Complete discontinuation of therapy is possible in some types of interstitial lung disease, but it isn’t always achieved with NSIP. Your doctor will monitor your breathing tests and imaging over time to guide decisions about when and whether to stop.
When NSIP Progresses Despite Treatment
A small percentage of people with fibrotic NSIP experience progressive scarring despite medication. When lung function declines to the point that it significantly limits daily life and doesn’t respond to medical therapy, lung transplantation becomes an option. Fibrotic NSIP is actually the most common non-IPF interstitial lung disease for which transplants are performed.

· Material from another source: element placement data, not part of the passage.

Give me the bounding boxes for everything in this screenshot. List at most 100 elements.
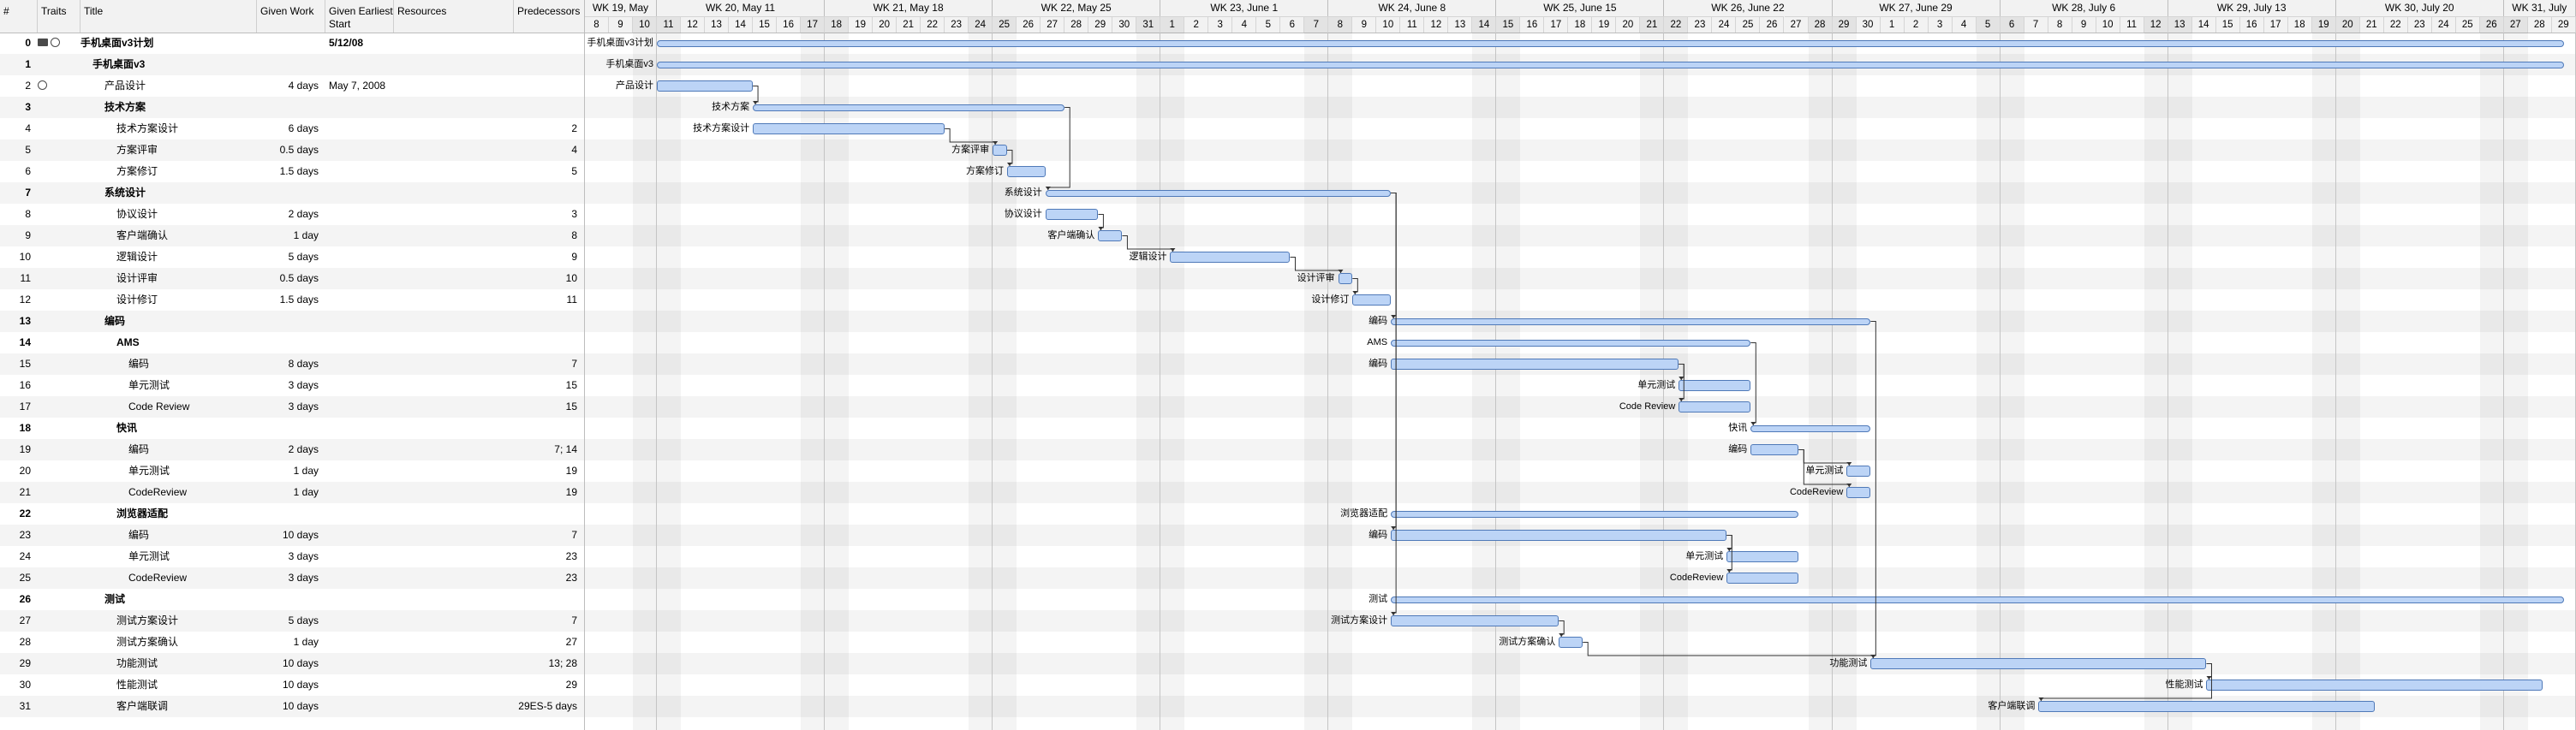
task-given-start[interactable] <box>325 610 394 632</box>
task-given-work[interactable]: 8 days <box>257 353 322 375</box>
task-row[interactable]: 1 手机桌面v3 <box>0 54 584 75</box>
task-given-work[interactable]: 5 days <box>257 246 322 268</box>
task-predecessors[interactable] <box>514 418 581 439</box>
task-title[interactable]: 测试 <box>80 589 280 610</box>
task-resources[interactable] <box>394 396 514 418</box>
task-resources[interactable] <box>394 204 514 225</box>
task-row[interactable]: 26 测试 <box>0 589 584 610</box>
task-given-work[interactable]: 1 day <box>257 225 322 246</box>
task-predecessors[interactable]: 29ES-5 days <box>514 696 581 717</box>
task-given-work[interactable]: 5 days <box>257 610 322 632</box>
task-given-work[interactable]: 0.5 days <box>257 139 322 161</box>
task-resources[interactable] <box>394 375 514 396</box>
task-given-start[interactable]: May 7, 2008 <box>325 75 394 97</box>
task-given-start[interactable] <box>325 54 394 75</box>
column-header-title[interactable]: Title <box>80 0 257 33</box>
task-row[interactable]: 30 性能测试 10 days 29 <box>0 674 584 696</box>
task-row[interactable]: 9 客户端确认 1 day 8 <box>0 225 584 246</box>
task-predecessors[interactable]: 3 <box>514 204 581 225</box>
task-resources[interactable] <box>394 311 514 332</box>
task-row[interactable]: 21 CodeReview 1 day 19 <box>0 482 584 503</box>
task-row[interactable]: 8 协议设计 2 days 3 <box>0 204 584 225</box>
task-resources[interactable] <box>394 460 514 482</box>
task-resources[interactable] <box>394 75 514 97</box>
task-row[interactable]: 13 编码 <box>0 311 584 332</box>
task-resources[interactable] <box>394 118 514 139</box>
task-predecessors[interactable]: 27 <box>514 632 581 653</box>
task-row[interactable]: 17 Code Review 3 days 15 <box>0 396 584 418</box>
task-predecessors[interactable]: 9 <box>514 246 581 268</box>
task-predecessors[interactable]: 13; 28 <box>514 653 581 674</box>
task-row[interactable]: 20 单元测试 1 day 19 <box>0 460 584 482</box>
task-given-start[interactable] <box>325 161 394 182</box>
task-row[interactable]: 14 AMS <box>0 332 584 353</box>
column-header-given-start[interactable]: Given Earliest Start <box>325 0 394 33</box>
task-given-start[interactable] <box>325 311 394 332</box>
task-given-start[interactable] <box>325 97 394 118</box>
task-given-work[interactable]: 10 days <box>257 525 322 546</box>
task-predecessors[interactable] <box>514 182 581 204</box>
task-predecessors[interactable]: 29 <box>514 674 581 696</box>
task-given-start[interactable] <box>325 118 394 139</box>
task-given-work[interactable]: 4 days <box>257 75 322 97</box>
task-predecessors[interactable] <box>514 503 581 525</box>
task-predecessors[interactable]: 7; 14 <box>514 439 581 460</box>
task-given-start[interactable] <box>325 353 394 375</box>
task-resources[interactable] <box>394 525 514 546</box>
task-resources[interactable] <box>394 289 514 311</box>
task-given-start[interactable] <box>325 225 394 246</box>
task-row[interactable]: 31 客户端联调 10 days 29ES-5 days <box>0 696 584 717</box>
task-given-work[interactable]: 1 day <box>257 632 322 653</box>
task-given-work[interactable]: 2 days <box>257 204 322 225</box>
task-resources[interactable] <box>394 353 514 375</box>
task-resources[interactable] <box>394 610 514 632</box>
task-predecessors[interactable]: 15 <box>514 396 581 418</box>
task-row[interactable]: 4 技术方案设计 6 days 2 <box>0 118 584 139</box>
task-given-work[interactable]: 3 days <box>257 567 322 589</box>
task-title[interactable]: 手机桌面v3 <box>80 54 268 75</box>
task-row[interactable]: 22 浏览器适配 <box>0 503 584 525</box>
column-header-given-work[interactable]: Given Work <box>257 0 325 33</box>
task-resources[interactable] <box>394 503 514 525</box>
task-predecessors[interactable] <box>514 97 581 118</box>
column-header-resources[interactable]: Resources <box>394 0 514 33</box>
task-resources[interactable] <box>394 439 514 460</box>
task-given-start[interactable] <box>325 182 394 204</box>
task-resources[interactable] <box>394 418 514 439</box>
task-resources[interactable] <box>394 268 514 289</box>
task-resources[interactable] <box>394 482 514 503</box>
task-row[interactable]: 2 产品设计 4 days May 7, 2008 <box>0 75 584 97</box>
task-given-work[interactable] <box>257 503 322 525</box>
task-row[interactable]: 23 编码 10 days 7 <box>0 525 584 546</box>
task-given-start[interactable] <box>325 696 394 717</box>
task-predecessors[interactable] <box>514 75 581 97</box>
column-header-predecessors[interactable]: Predecessors <box>514 0 584 33</box>
task-given-start[interactable] <box>325 332 394 353</box>
task-resources[interactable] <box>394 182 514 204</box>
task-given-start[interactable] <box>325 418 394 439</box>
task-given-start[interactable] <box>325 460 394 482</box>
task-resources[interactable] <box>394 653 514 674</box>
task-given-work[interactable]: 3 days <box>257 375 322 396</box>
task-predecessors[interactable]: 23 <box>514 567 581 589</box>
task-resources[interactable] <box>394 546 514 567</box>
task-resources[interactable] <box>394 54 514 75</box>
task-row[interactable]: 10 逻辑设计 5 days 9 <box>0 246 584 268</box>
task-row[interactable]: 5 方案评审 0.5 days 4 <box>0 139 584 161</box>
task-resources[interactable] <box>394 632 514 653</box>
task-title[interactable]: 技术方案 <box>80 97 280 118</box>
task-title[interactable]: 手机桌面v3计划 <box>80 33 256 54</box>
task-resources[interactable] <box>394 225 514 246</box>
task-given-work[interactable]: 1.5 days <box>257 289 322 311</box>
task-row[interactable]: 25 CodeReview 3 days 23 <box>0 567 584 589</box>
task-row[interactable]: 3 技术方案 <box>0 97 584 118</box>
task-given-start[interactable] <box>325 674 394 696</box>
task-given-start[interactable] <box>325 396 394 418</box>
task-predecessors[interactable] <box>514 54 581 75</box>
task-resources[interactable] <box>394 246 514 268</box>
task-given-start[interactable] <box>325 204 394 225</box>
task-given-work[interactable] <box>257 332 322 353</box>
task-predecessors[interactable]: 19 <box>514 460 581 482</box>
task-predecessors[interactable]: 15 <box>514 375 581 396</box>
task-given-start[interactable] <box>325 546 394 567</box>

Transplant outcomes for non-IPF interstitial lung diseases show a one-year conditional survival (for those who survive the initial recovery) of about 91% at three years and 71% at five years. Transplantation is reserved for advanced cases and comes with its own significant long-term challenges, including the need for lifelong anti-rejection medication. But for people with end-stage disease, it can meaningfully extend both life and quality of life.
What Recovery Looks Like in Practice
If you’ve been diagnosed with cellular NSIP, the realistic expectation is that treatment will resolve the inflammation over a period of several months. You’ll likely need regular follow-up visits, breathing tests, and imaging to confirm that the disease is responding. Full recovery is common, though it takes patience.
If you have fibrotic NSIP, the picture is more nuanced. Treatment can halt or slow the scarring, improve your breathing capacity, and keep you stable for years or even decades. The ten-year survival rate above 90% reflects a disease that, while not always curable in the strictest sense, is highly manageable for most people. The key is early diagnosis and consistent treatment, since lung function that’s lost to fibrosis doesn’t come back, but function that’s impaired by active inflammation often does.